I WILL say here, that I have no purpose, either directly or indirectly, to interfere with the institution of slavery in the States where it exists. I believe I have no lawful right to do so, and I have no inclination to do so. I have no purpose to introduce political and social equality between the white and the black races. There is a physical difference between the two, which, in my judgment, will probably forever forbid their living together upon the footing of perfect equality; and inasmuch as it becomes a necessity that there must be a difference, I, as well as Judge Douglas, am in favor of the race to which I belong having the superior position. I have never said anything to the contrary, but I hold that, notwithstanding all this, there is no reason in the world why the negro is not entitled to all the

natural rights enumerated in the Declaration of Independence the right to life, liberty, and the pursuit of happiness. I hold that he is as much entitled to these as the white man. I agree with Judge Douglas he is not my equal in many respects-certainly not in color, perhaps not in moral or intellectual endowment. But in the right to eat the bread, without the leave of anybody else, which his own hand earns, he is my equal and the equal of Judge Douglas, and the equal of every living man.

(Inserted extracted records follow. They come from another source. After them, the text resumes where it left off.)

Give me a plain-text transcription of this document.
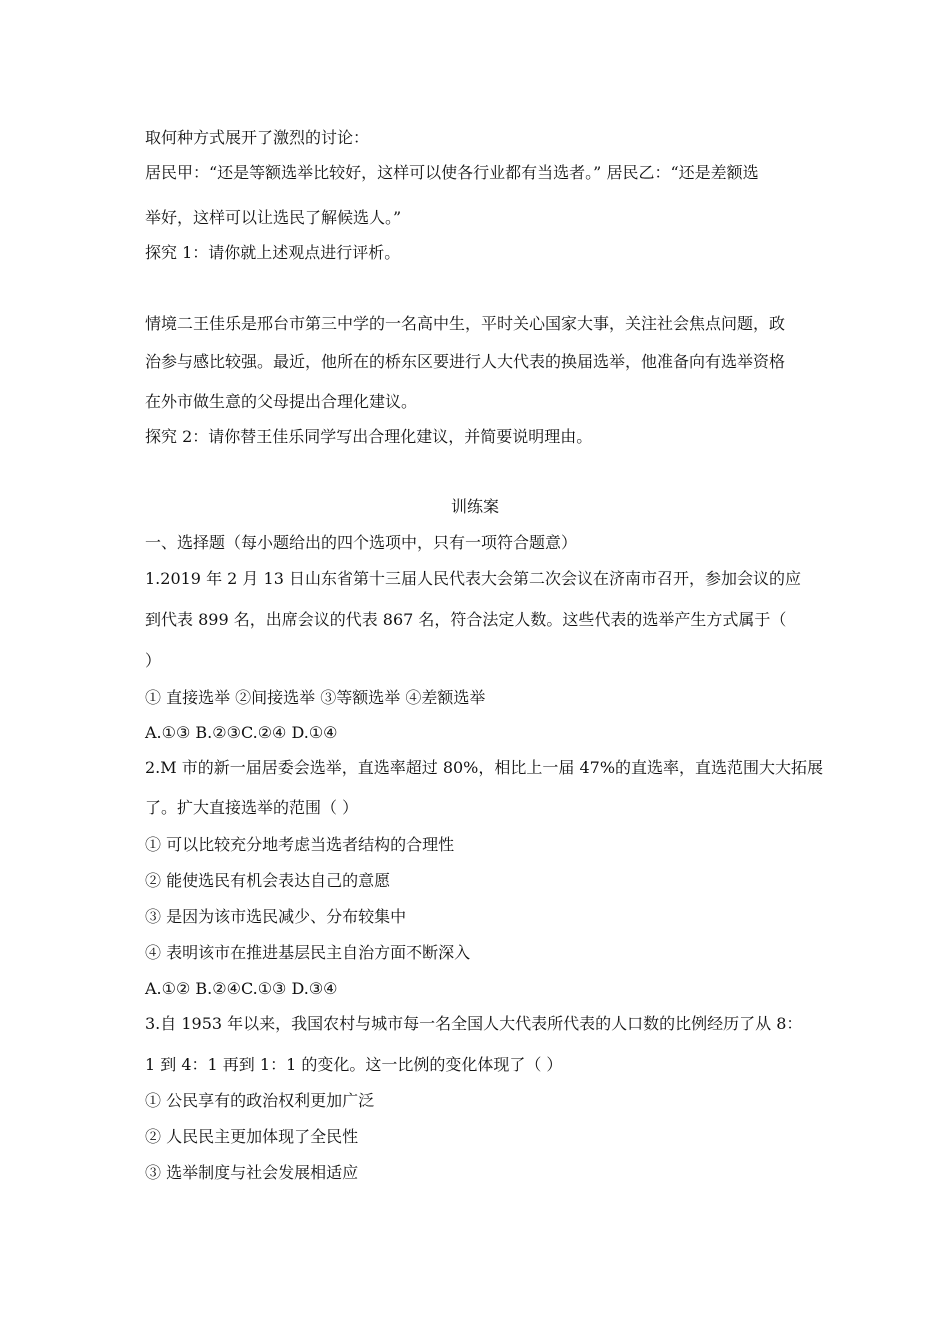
取何种方式展开了激烈的讨论：
居民甲：“还是等额选举比较好，这样可以使各行业都有当选者。” 居民乙：“还是差额选
举好，这样可以让选民了解候选人。”
探究 1：请你就上述观点进行评析。
情境二王佳乐是邢台市第三中学的一名高中生，平时关心国家大事，关注社会焦点问题，政
治参与感比较强。最近，他所在的桥东区要进行人大代表的换届选举，他准备向有选举资格
在外市做生意的父母提出合理化建议。
探究 2：请你替王佳乐同学写出合理化建议，并简要说明理由。
训练案
一、选择题（每小题给出的四个选项中，只有一项符合题意）
1.2019 年 2 月 13 日山东省第十三届人民代表大会第二次会议在济南市召开，参加会议的应
到代表 899 名，出席会议的代表 867 名，符合法定人数。这些代表的选举产生方式属于（
）
① 直接选举 ②间接选举 ③等额选举 ④差额选举
A.①③ B.②③C.②④ D.①④
2.M 市的新一届居委会选举，直选率超过 80%，相比上一届 47%的直选率，直选范围大大拓展
了。扩大直接选举的范围（ ）
① 可以比较充分地考虑当选者结构的合理性
② 能使选民有机会表达自己的意愿
③ 是因为该市选民减少、分布较集中
④ 表明该市在推进基层民主自治方面不断深入
A.①② B.②④C.①③ D.③④
3.自 1953 年以来，我国农村与城市每一名全国人大代表所代表的人口数的比例经历了从 8：
1 到 4：1 再到 1：1 的变化。这一比例的变化体现了（ ）
① 公民享有的政治权利更加广泛
② 人民民主更加体现了全民性
③ 选举制度与社会发展相适应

Now I pass on to consider one or two more of these little follies. The judge is woefully at fault about his early friend Lincoln being a "grocery-keeper." I don't know that it would be a great sin if I had been; but he is mistaken. Lincoln never kept a grocery anywhere in the world. It is true that Lincoln did work the latter part of one winter in a little still-house up at the head of a hollow. And so I think my friend, the judge, is equally at fault when he charges me at the time when I was in Congress of having opposed our soldiers who were fighting in the Mexican War. The judge did not make his charge very distinctly, but I tell you what he can prove, by referring to the record. You remember I was an Old Whig, and whenever the Democratic party tried to get me to vote that the war had been righteously begun by the President, I would not do it. But whenever they asked for any money, or land-warrants, or anything to pay the soldiers there, during all that time, I gave the same vote that Judge Douglas did. You can think as you please as to whether that was consistent. Such is the truth; and the judge has the right to make all he can out of it. But when he, by a general charge, conveys the idea that I withheld supplies from the soldiers who were fighting in the Mexican War, or did anything else to hinder the soldiers, he is, to say the least, grossly and altogether mistaken, as a consultation of the records will prove to him.